Bluescreens on NT-based Windows systems can be caused by poorly written device drivers or malfunctioning hardware. In the Win9x era, incompatible DLLs or bugs in the kernel of the operating system can also cause bluescreens. Sometimes, when the CPU is hit in any way, the computer may restart and show the BSoD.
Bluescreens can also be caused by physical faults such as faulty memory, mains power supply voltage variance or spikes in conjunction with or magnified by power supply unit voltage rating not matching the mains supply (such as a 220V PSU attached to a 240V mains outlet), the power requirements of the computer exceeding the capacity of the PSU, overheating of components, intermittent power to hard disk drives or other parts, faulty hardware, or hardware running beyond its specification limits. Bluescreens have been present in all Windows-based operating systems since Windows 3.1; earlier, OS/2 and MS-DOS suffered the Black Screen of Death, and early builds of Windows Vista displayed the Red Screen of Death after a boot loader error.

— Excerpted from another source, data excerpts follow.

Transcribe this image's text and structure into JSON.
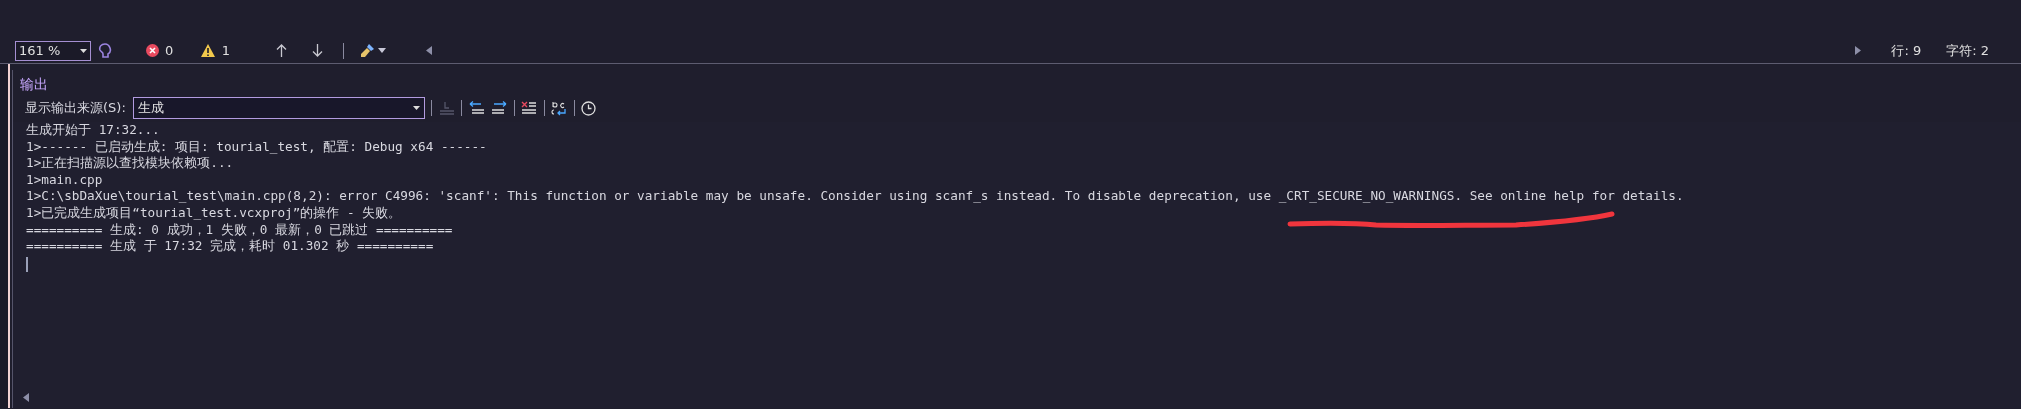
{
  "editor_toolbar": {
    "zoom": "161 %",
    "errors": "0",
    "warnings": "1",
    "line": "行: 9",
    "char": "字符: 2"
  },
  "output_panel": {
    "title": "输出",
    "source_label": "显示输出来源(S):",
    "source_value": "生成",
    "lines": [
      "生成开始于 17:32...",
      "1>------ 已启动生成: 项目: tourial_test, 配置: Debug x64 ------",
      "1>正在扫描源以查找模块依赖项...",
      "1>main.cpp",
      "1>C:\\sbDaXue\\tourial_test\\main.cpp(8,2): error C4996: 'scanf': This function or variable may be unsafe. Consider using scanf_s instead. To disable deprecation, use _CRT_SECURE_NO_WARNINGS. See online help for details.",
      "1>已完成生成项目“tourial_test.vcxproj”的操作 - 失败。",
      "========== 生成: 0 成功，1 失败，0 最新，0 已跳过 ==========",
      "========== 生成 于 17:32 完成，耗时 01.302 秒 =========="
    ]
  }
}
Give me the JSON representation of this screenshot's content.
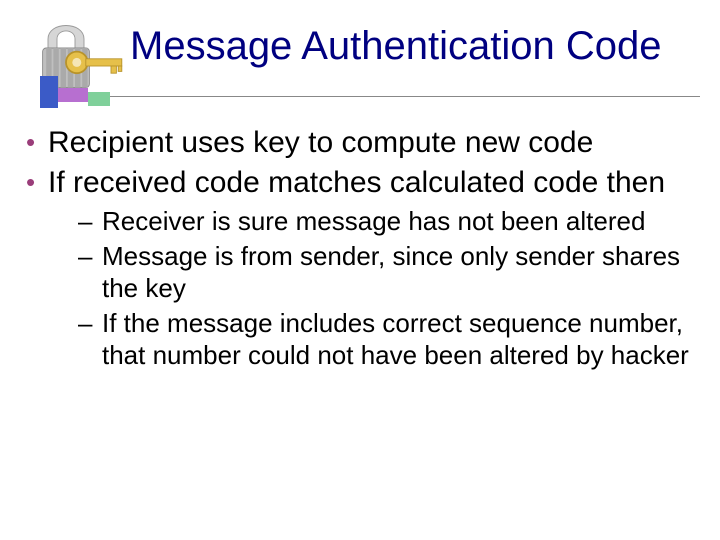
{
  "title": "Message Authentication Code",
  "bullets": [
    {
      "text": "Recipient uses key to compute new code"
    },
    {
      "text": "If received code matches calculated code then"
    }
  ],
  "sub_bullets": [
    {
      "text": "Receiver is sure message has not been altered"
    },
    {
      "text": "Message is from sender, since only sender shares the key"
    },
    {
      "text": "If the message includes correct sequence number, that number could not have been altered by hacker"
    }
  ],
  "colors": {
    "title": "#000080",
    "bullet_marker": "#9a3d7a"
  }
}
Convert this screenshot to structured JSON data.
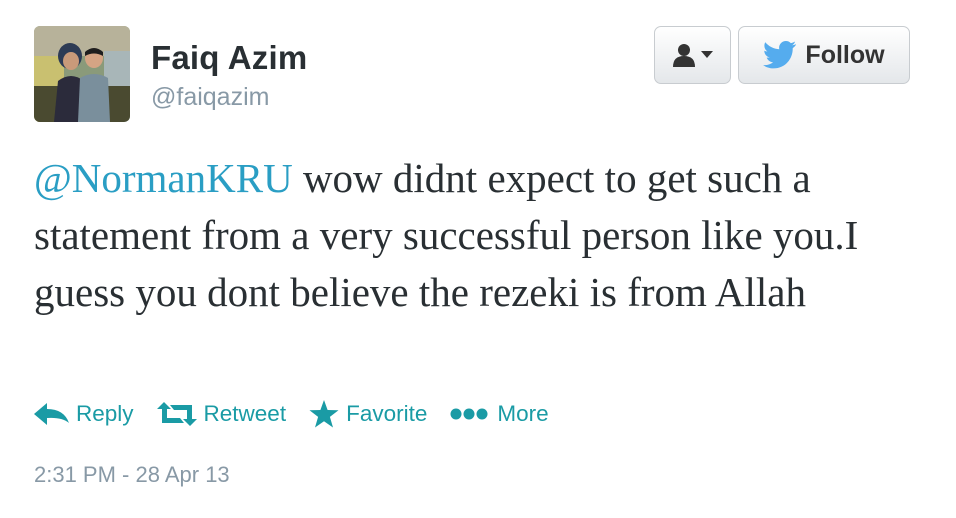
{
  "user": {
    "name": "Faiq Azim",
    "handle": "@faiqazim"
  },
  "buttons": {
    "follow_label": "Follow"
  },
  "tweet": {
    "mention": "@NormanKRU",
    "text": " wow didnt expect to get such a statement from a very successful person like you.I guess you dont believe the rezeki is from Allah"
  },
  "actions": {
    "reply": "Reply",
    "retweet": "Retweet",
    "favorite": "Favorite",
    "more": "More"
  },
  "timestamp": "2:31 PM - 28 Apr 13",
  "colors": {
    "link": "#2a9ec4",
    "action": "#1a9ba5",
    "twitter_bird": "#55acee",
    "muted": "#8899a6"
  },
  "icons": [
    "user-icon",
    "caret-down-icon",
    "twitter-bird-icon",
    "reply-icon",
    "retweet-icon",
    "star-icon",
    "more-dots-icon"
  ]
}
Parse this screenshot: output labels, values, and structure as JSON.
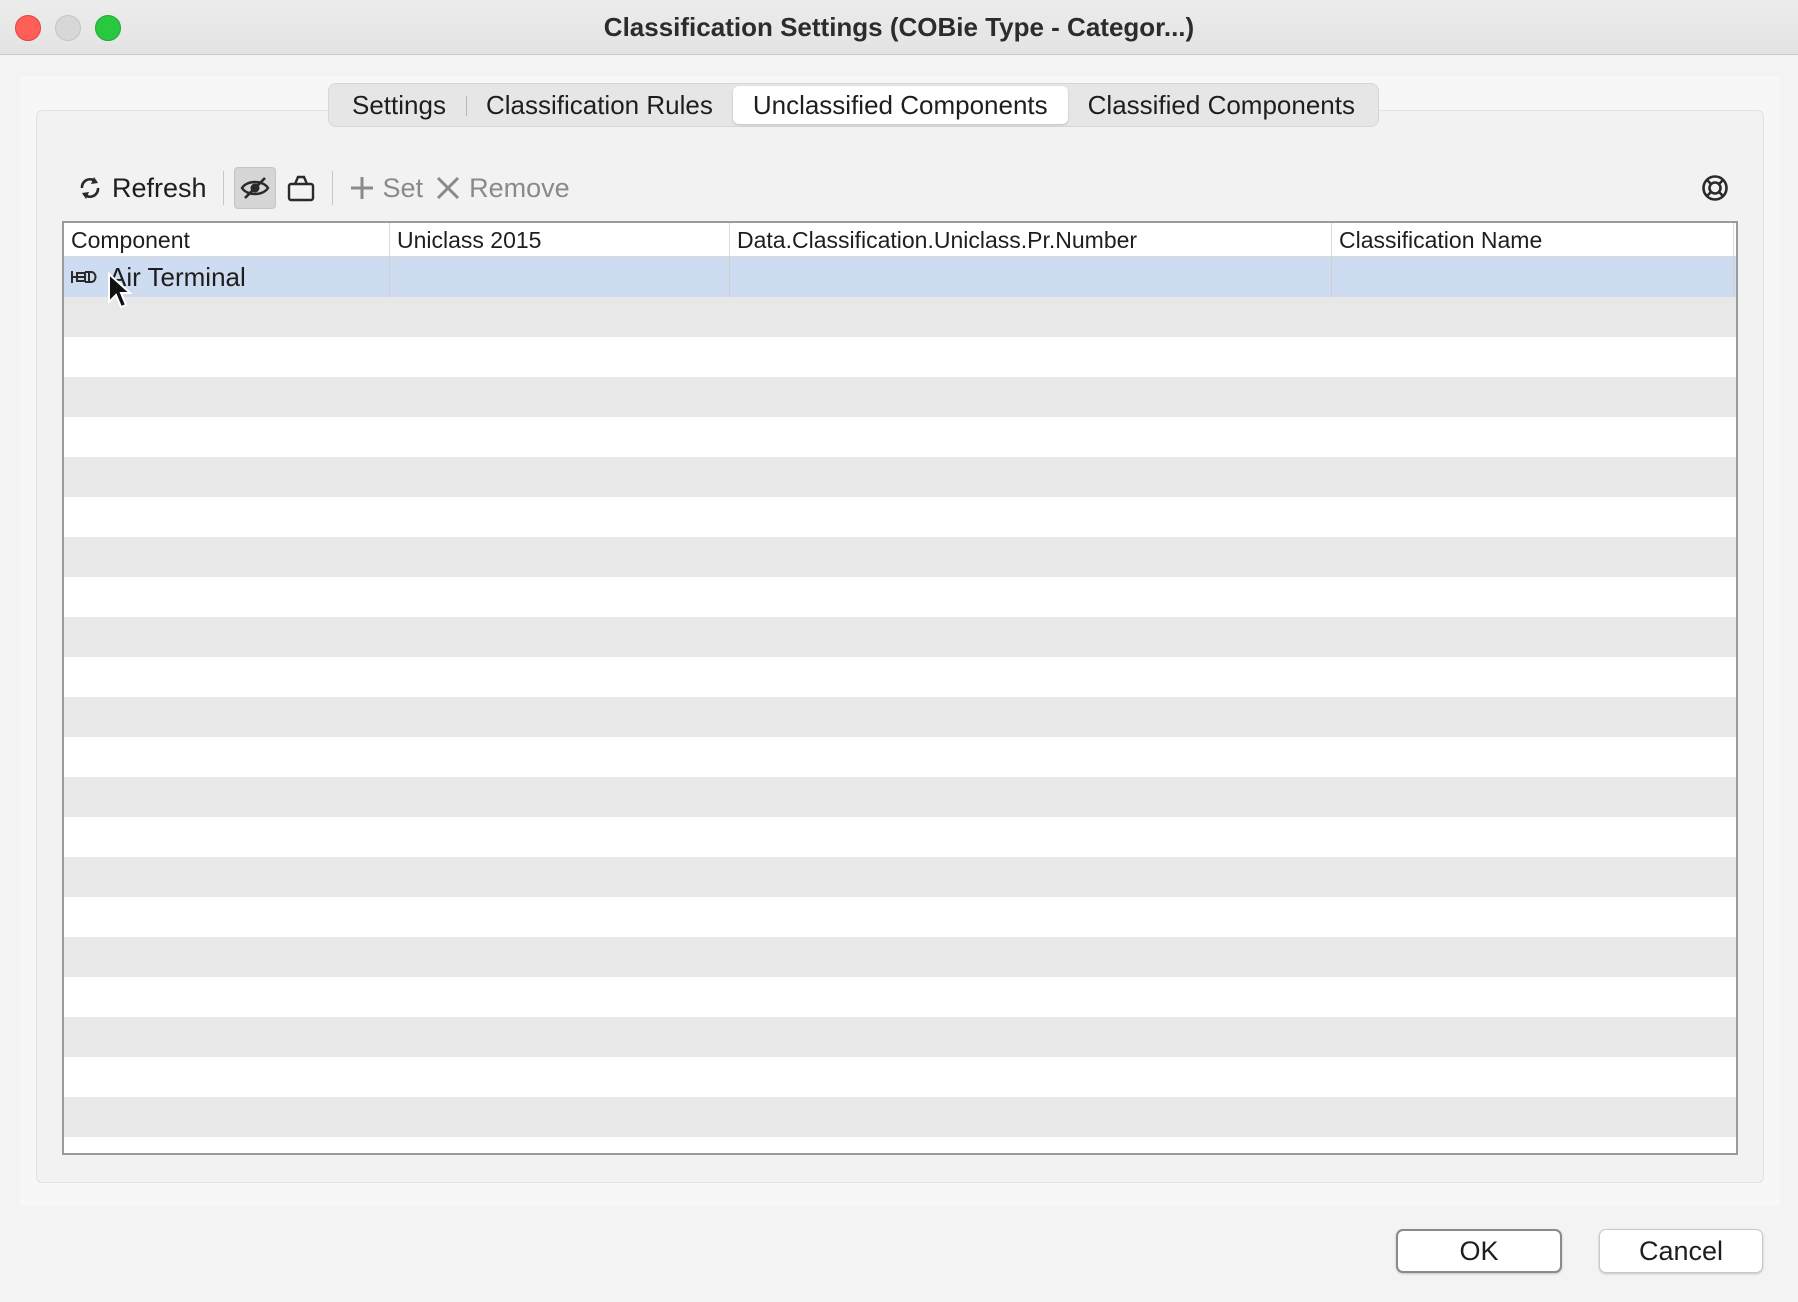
{
  "window": {
    "title": "Classification Settings (COBie Type - Categor...)"
  },
  "tabs": [
    {
      "label": "Settings",
      "active": false
    },
    {
      "label": "Classification Rules",
      "active": false
    },
    {
      "label": "Unclassified Components",
      "active": true
    },
    {
      "label": "Classified Components",
      "active": false
    }
  ],
  "toolbar": {
    "refresh_label": "Refresh",
    "set_label": "Set",
    "remove_label": "Remove",
    "icons": [
      "refresh-icon",
      "hide-icon",
      "basket-icon",
      "plus-icon",
      "x-icon",
      "help-icon"
    ]
  },
  "table": {
    "columns": [
      "Component",
      "Uniclass 2015",
      "Data.Classification.Uniclass.Pr.Number",
      "Classification Name"
    ],
    "rows": [
      {
        "component": "Air Terminal",
        "uniclass": "",
        "pr_number": "",
        "classification_name": "",
        "icon": "air-terminal-icon"
      }
    ]
  },
  "buttons": {
    "ok_label": "OK",
    "cancel_label": "Cancel"
  },
  "colors": {
    "selected_row": "#cddcf1",
    "alt_row": "#e8e8e8",
    "close": "#fe5f57",
    "maximize": "#28c840"
  }
}
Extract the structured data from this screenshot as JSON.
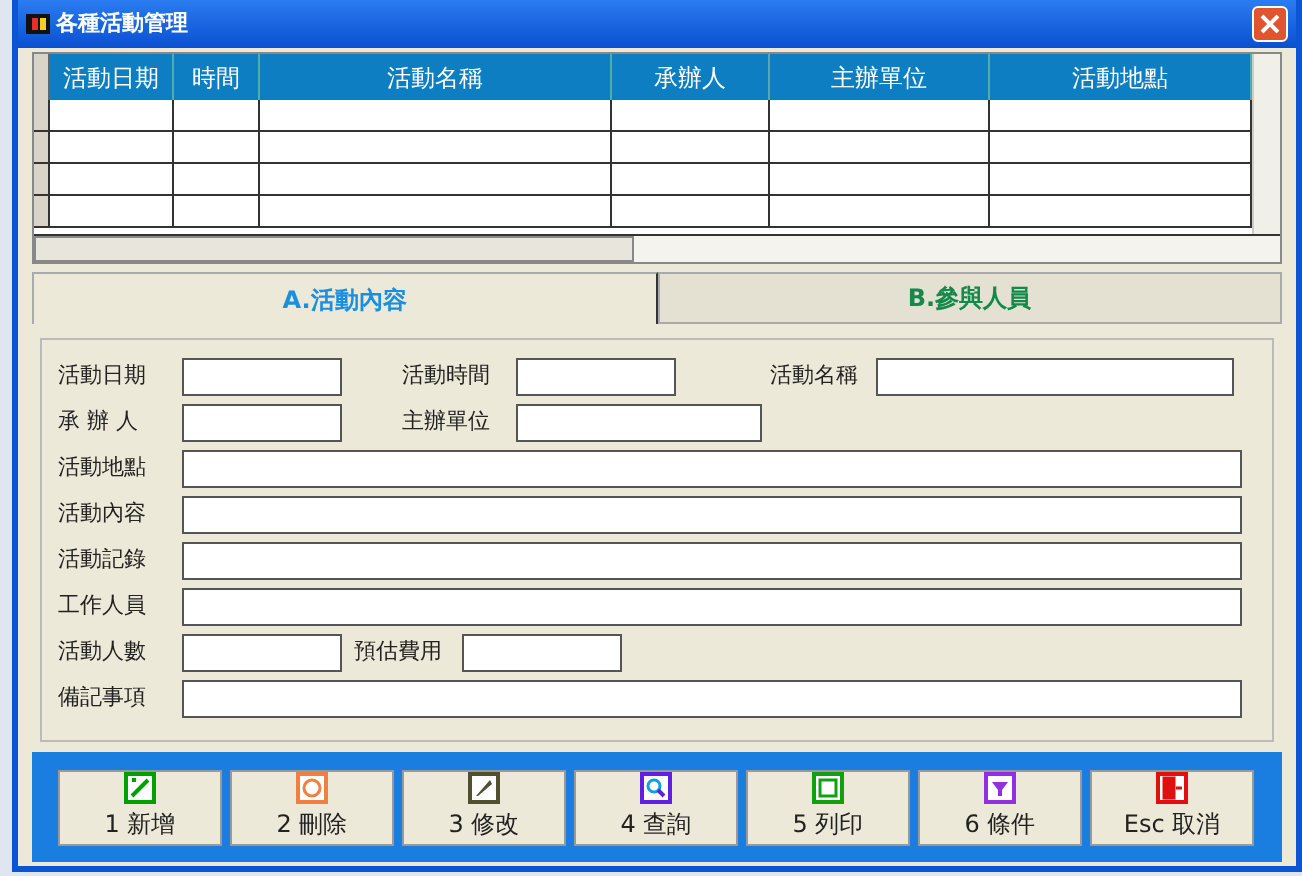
{
  "window": {
    "title": "各種活動管理"
  },
  "table": {
    "columns": [
      "活動日期",
      "時間",
      "活動名稱",
      "承辦人",
      "主辦單位",
      "活動地點"
    ]
  },
  "tabs": [
    {
      "label": "A.活動內容",
      "selected": true
    },
    {
      "label": "B.參與人員",
      "selected": false
    }
  ],
  "form": {
    "rows": [
      [
        {
          "label": "活動日期"
        },
        {
          "label": "活動時間"
        },
        {
          "label": "活動名稱"
        }
      ],
      [
        {
          "label": "承 辦 人"
        },
        {
          "label": "主辦單位"
        }
      ],
      [
        {
          "label": "活動地點"
        }
      ],
      [
        {
          "label": "活動內容"
        }
      ],
      [
        {
          "label": "活動記錄"
        }
      ],
      [
        {
          "label": "工作人員"
        }
      ],
      [
        {
          "label": "活動人數"
        },
        {
          "label": "預估費用"
        }
      ],
      [
        {
          "label": "備記事項"
        }
      ]
    ]
  },
  "buttons": [
    {
      "label": "1 新增"
    },
    {
      "label": "2 刪除"
    },
    {
      "label": "3 修改"
    },
    {
      "label": "4 查詢"
    },
    {
      "label": "5 列印"
    },
    {
      "label": "6 條件"
    },
    {
      "label": "Esc 取消"
    }
  ]
}
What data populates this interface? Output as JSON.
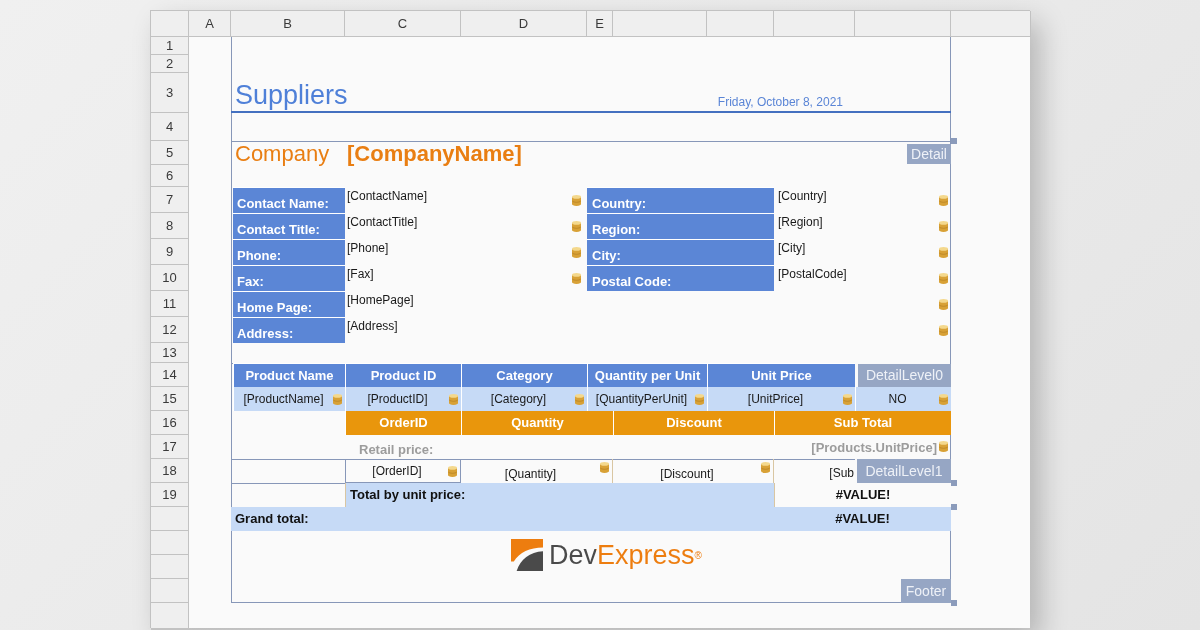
{
  "spreadsheet": {
    "column_headers": [
      "A",
      "B",
      "C",
      "D",
      "E"
    ],
    "row_headers": [
      "1",
      "2",
      "3",
      "4",
      "5",
      "6",
      "7",
      "8",
      "9",
      "10",
      "11",
      "12",
      "13",
      "14",
      "15",
      "16",
      "17",
      "18",
      "19"
    ]
  },
  "page_header": {
    "title": "Suppliers",
    "date": "Friday, October 8, 2021"
  },
  "detail": {
    "band_label": "Detail",
    "caption": "Company",
    "company_field": "[CompanyName]",
    "contact_fields": [
      {
        "label": "Contact Name:",
        "value": "[ContactName]"
      },
      {
        "label": "Contact Title:",
        "value": "[ContactTitle]"
      },
      {
        "label": "Phone:",
        "value": "[Phone]"
      },
      {
        "label": "Fax:",
        "value": "[Fax]"
      },
      {
        "label": "Home Page:",
        "value": "[HomePage]"
      },
      {
        "label": "Address:",
        "value": "[Address]"
      }
    ],
    "location_fields": [
      {
        "label": "Country:",
        "value": "[Country]"
      },
      {
        "label": "Region:",
        "value": "[Region]"
      },
      {
        "label": "City:",
        "value": "[City]"
      },
      {
        "label": "Postal Code:",
        "value": "[PostalCode]"
      }
    ]
  },
  "detail_level_0": {
    "band_label": "DetailLevel0",
    "columns": [
      {
        "header": "Product Name",
        "value": "[ProductName]"
      },
      {
        "header": "Product ID",
        "value": "[ProductID]"
      },
      {
        "header": "Category",
        "value": "[Category]"
      },
      {
        "header": "Quantity per Unit",
        "value": "[QuantityPerUnit]"
      },
      {
        "header": "Unit Price",
        "value": "[UnitPrice]"
      },
      {
        "value": "NO"
      }
    ]
  },
  "detail_level_1": {
    "band_label": "DetailLevel1",
    "headers": [
      "OrderID",
      "Quantity",
      "Discount",
      "Sub Total"
    ],
    "caption_row": [
      {
        "kind": "caption",
        "text": "Retail price:"
      },
      {
        "kind": "field",
        "text": "[Products.UnitPrice]"
      }
    ],
    "value_row": [
      {
        "kind": "boxed_field",
        "text": "[OrderID]"
      },
      {
        "kind": "field",
        "text": "[Quantity]"
      },
      {
        "kind": "field",
        "text": "[Discount]"
      },
      {
        "kind": "text",
        "text": "[Sub"
      }
    ]
  },
  "totals": [
    {
      "label": "Total by unit price:",
      "value": "#VALUE!"
    },
    {
      "label": "Grand total:",
      "value": "#VALUE!"
    }
  ],
  "footer": {
    "band_label": "Footer",
    "logo": {
      "wordmark": "DevExpress",
      "mark": "®"
    }
  }
}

The term "Blue Screen of Death" originated during OS/2 pre-release development activities at Lattice Inc, the makers of an early Windows and OS/2 C compiler. During porting of Lattice's other tools, developers encountered the stop screen when NULL pointers were dereferenced either in application code or when unexpectedly passed into system API calls. During reviews of progress and feedback to IBM Austin, the developers described the stop screen as the Blue Screen of Death to denote the screen and the finality of the experience.